Tidak ada yang menarik dari kedai kopi, maksudku imajinasi tentang bertemu seseorang di kedai kopi. Gambaran-gambaran yang selalu dituliskan oleh pengarang buku tentang kedai kopi benar-benar terlalu berlebihan. Romantis apanya. Keren apanya. Lagi-lagi aku menggerundel.

Aku tidak terlalu suka kopi. Tapi Chanyeol. Dia benar-benar tidak bisa hidup tanpa kopi.

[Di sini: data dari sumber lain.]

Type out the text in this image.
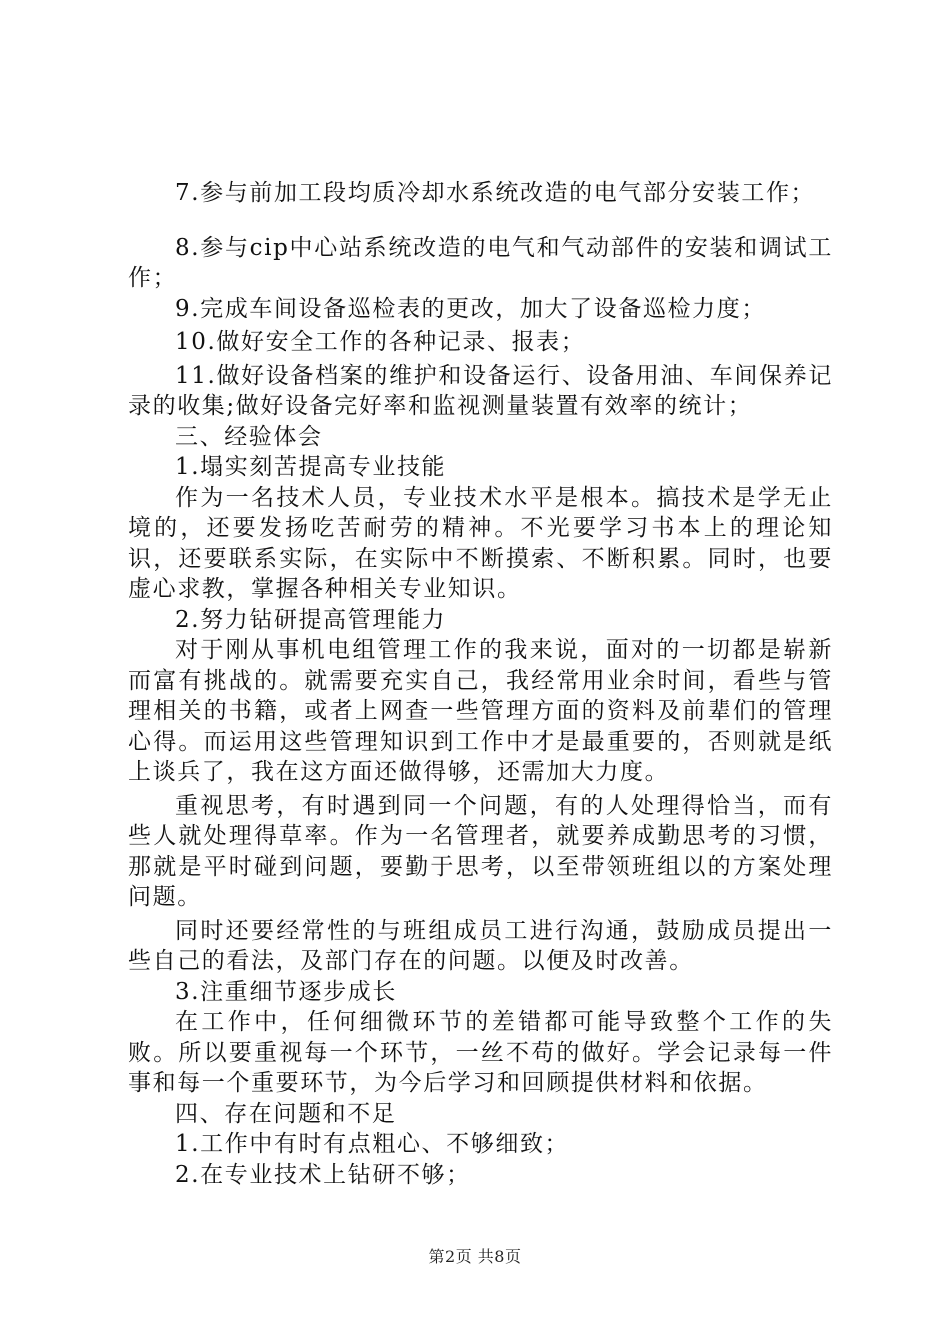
7.参与前加工段均质冷却水系统改造的电气部分安装工作；

8.参与cip中心站系统改造的电气和气动部件的安装和调试工作；

9.完成车间设备巡检表的更改，加大了设备巡检力度；

10.做好安全工作的各种记录、报表；

11.做好设备档案的维护和设备运行、设备用油、车间保养记录的收集;做好设备完好率和监视测量装置有效率的统计；

三、经验体会

1.塌实刻苦提高专业技能

作为一名技术人员，专业技术水平是根本。搞技术是学无止境的，还要发扬吃苦耐劳的精神。不光要学习书本上的理论知识，还要联系实际，在实际中不断摸索、不断积累。同时，也要虚心求教，掌握各种相关专业知识。

2.努力钻研提高管理能力

对于刚从事机电组管理工作的我来说，面对的一切都是崭新而富有挑战的。就需要充实自己，我经常用业余时间，看些与管理相关的书籍，或者上网查一些管理方面的资料及前辈们的管理心得。而运用这些管理知识到工作中才是最重要的，否则就是纸上谈兵了，我在这方面还做得够，还需加大力度。

重视思考，有时遇到同一个问题，有的人处理得恰当，而有些人就处理得草率。作为一名管理者，就要养成勤思考的习惯，那就是平时碰到问题，要勤于思考，以至带领班组以的方案处理问题。

同时还要经常性的与班组成员工进行沟通，鼓励成员提出一些自己的看法，及部门存在的问题。以便及时改善。

3.注重细节逐步成长

在工作中，任何细微环节的差错都可能导致整个工作的失败。所以要重视每一个环节，一丝不苟的做好。学会记录每一件事和每一个重要环节，为今后学习和回顾提供材料和依据。

四、存在问题和不足

1.工作中有时有点粗心、不够细致；

2.在专业技术上钻研不够；

第2页 共8页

Dari kejauhan aku bisa melihat seseorang dengan tubuh semampai mendorong pintu kedai. Ia tersenyum kepadaku. Jongin. Dia berbeda rupanya ia mengecat rambutnya hitam pekat kali ini, seperti warna bulu burung gagak. Benar-benar seperti model!

Jongin kali ini memakai kemeja putih, celana denim biru dan meneteng tas ransel hitam. Aku akui dia memiliki selera fashion yang tinggi. Tidak seperti aku, apalagi Chanyeol. Hyungku ini jika dinilai selera fashionnya. Wah. Miris. Dia hanya memakai model baju yang itu-itu saja. Hoodie, sweater, kaos oblong longgar, warna gelap. Mulai hari Senin hingga Senin lagi pasti memakai baju yang sama. Nyaman. Begitu katanya, dan aku mengiyakan.

Lelaki semampai itu berjalan ke arah counter dan menepuk pundak Chanyeol, kemudian melakukan tos—yang benar-benar lame. Membuatku mengernyit. Bagaimana bisa dua lelaki dewasa ini melakukan tos di depan umum.

"Hey! Hun? Bagaimana liburanmu sejauh ini?" katanya menghampiriku.

"Well, seperti biasanya membosankan" kataku sambil memainkan handphone.

Dia terkekeh "Tentu saja, karena kau lebih senang menghabiskan waktu di dalam apartemen"

Aku hanya bisa tersenyum sinis. Tidak menyalahkannya.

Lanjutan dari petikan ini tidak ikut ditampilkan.